同じ内容を保護者から先生に伝える場合、「要望」としてとらえられ、関係がぎくしゃくしてしまうケースもあるが、スクールソーシャルワーカーが間に入ることで、「本人が本当に困っている」ということを客観的に伝えられるのだ。

 

「子どもの意見」に耳を傾ける

 

山田さんが大切にしているのは「子どもの意見」だ。

 

子どもが意見を言える場所として、「子ども会議」を開いている。会議には、本人、保護者(父も母も)、支援級の先生など、関係する方々全員に集まってもらう。その回数は1~2回のこともあれば、5回ぐらい開かれることもある。

 

たとえば、親に対して手が出てしまい、どうしてもやめられない子どもの場合。子どもの言い分は、「ゲームがほしいのに買ってくれないから暴れていた」ということ。保護者は、「20時にはゲームをやめる、という約束が守れないことが多いから、新しいものを買ってあげたくても買えなかった」。関係者が何回も集まり、それぞれの意見を整理してくことで、初めは別の人に代弁してもらっていた子どももだんだん自分自身で意見を言えるようになっていった

 

子どもはそのうち、ゲームを自主的に20時にやめたり、暴力ではなく、言葉で気持ちを伝えられることが増えてきた。いいことをしたら保護者はどんどんほめる。さらに、ゲームを20時にやめられるようサポートしていく。

 

子ども会議を続けることで、保護者の方からアイディアがどんどん出てくるようになることも。子どもと保護者が「自己決定」をした内容は、納得感が高い。

 

また、場探しも積極的に行っている。バスケットボールが好きだけれど、学校には行けない子どもの場合、夏休みに体育館を借り切ってバスケットボールをさせたり、保育士になりたいという子どもに対し、保育士の体験ができる場所を探して連れて行くことも。進路についても、サポート校を紹介するなど、多様な選択肢を提案する。
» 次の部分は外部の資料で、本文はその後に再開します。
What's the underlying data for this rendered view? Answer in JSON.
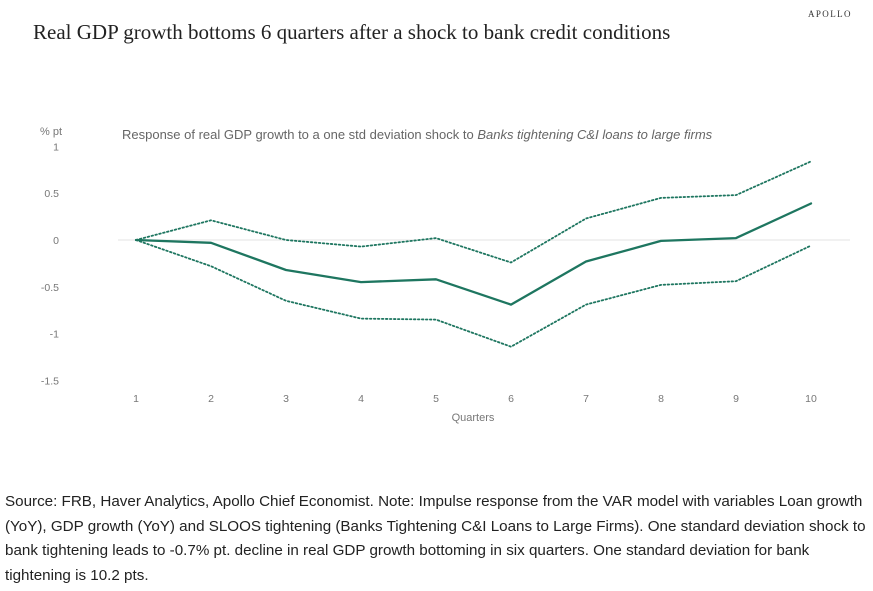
{
  "brand": "APOLLO",
  "title": "Real GDP growth bottoms 6 quarters after a shock to bank credit conditions",
  "source_note": "Source: FRB, Haver Analytics, Apollo Chief Economist. Note: Impulse response from the VAR model with variables Loan growth (YoY), GDP growth (YoY) and SLOOS tightening (Banks Tightening C&I Loans to Large Firms). One standard deviation shock to bank tightening leads to -0.7% pt. decline in real GDP growth bottoming in six quarters. One standard deviation for bank tightening is 10.2 pts.",
  "chart_data": {
    "type": "line",
    "subtitle_prefix": "Response of real GDP growth to a one std deviation shock to ",
    "subtitle_emphasis": "Banks tightening C&I loans to large firms",
    "xlabel": "Quarters",
    "ylabel": "% pt",
    "x": [
      1,
      2,
      3,
      4,
      5,
      6,
      7,
      8,
      9,
      10
    ],
    "x_tick_labels": [
      "1",
      "2",
      "3",
      "4",
      "5",
      "6",
      "7",
      "8",
      "9",
      "10"
    ],
    "y_tick_labels": [
      "1",
      "0.5",
      "0",
      "-0.5",
      "-1",
      "-1.5"
    ],
    "y_ticks": [
      1,
      0.5,
      0,
      -0.5,
      -1,
      -1.5
    ],
    "ylim": [
      -1.5,
      1
    ],
    "series": [
      {
        "role": "estimate",
        "style": "solid",
        "color": "#1e7660",
        "values": [
          0,
          -0.03,
          -0.32,
          -0.45,
          -0.42,
          -0.69,
          -0.23,
          -0.01,
          0.02,
          0.39
        ]
      },
      {
        "role": "upper band",
        "style": "dotted",
        "color": "#1e7660",
        "values": [
          0,
          0.21,
          0.0,
          -0.07,
          0.02,
          -0.24,
          0.23,
          0.45,
          0.48,
          0.84
        ]
      },
      {
        "role": "lower band",
        "style": "dotted",
        "color": "#1e7660",
        "values": [
          0,
          -0.28,
          -0.65,
          -0.84,
          -0.85,
          -1.14,
          -0.69,
          -0.48,
          -0.44,
          -0.06
        ]
      }
    ],
    "grid": false,
    "zero_line": true,
    "legend": "none"
  }
}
カフェで働きたいという希望を持っている発達障害の子どもにカフェでのボランティアをしてもらうことも。

 

「『ソーシャルスキル』という形で学ぶより、『これをやりたいからできるようになりたい』というものがあったほうが入りやすいんですよね」

子どもと一緒に「楽しく生きられるヒント」を探すのが山田さんの役割だ。

保護者へのメッセージ

 

山田さんが関わった保護者のなかに、子どものころにほめられた体験がなく、「そのままでいいんだ」と思わなかったというケースがあった。インターネットで子どもの育て方を調べ、「あれもできていない、これもできていない」と焦る人も多いという。

 

まずは保護者が心のゆとりが持てるよう、幸せな環境づくりを目指している。

 

「子どもをここまで育ててきたということ自体がすごいことなんですよ」山田さんの保護者へのメッセージはそれに尽きる。

 

文部科学省は、スクールソーシャルワーカーを1万人(すべての中学校区)配置する目標を掲げている。それだけ、必要とされている役割なのだと思う。

私は「子どものいいところを伸ばすという意見には賛成なのだがそれ以外のことは最低限どこまでできるようにさせたらいいのか?」という、ずっと抱えていた疑問をぶつけてみた。

山田さんは「正直に言って、今の時代、電卓で解決してしまうこともある。カリキュラムには『これを学ぶ』とあるが、この内容は必要、これは不要かもという話を先生と一緒にできるといい。それは先生にとっても、新鮮な体験になるのでは?」というアドバイスをしてくれた。

子どもの状況はまちまちなので、子どもを見ながら一緒に考え、子ども・保護者・先生、みんなで成長していけるような関係性がのぞましい、とも。

私自身、子どもの支援級での過ごし方にモヤモヤを感じることが多かったが、一歩踏み込んで先生と一緒に考えていく必要があると強く感じた。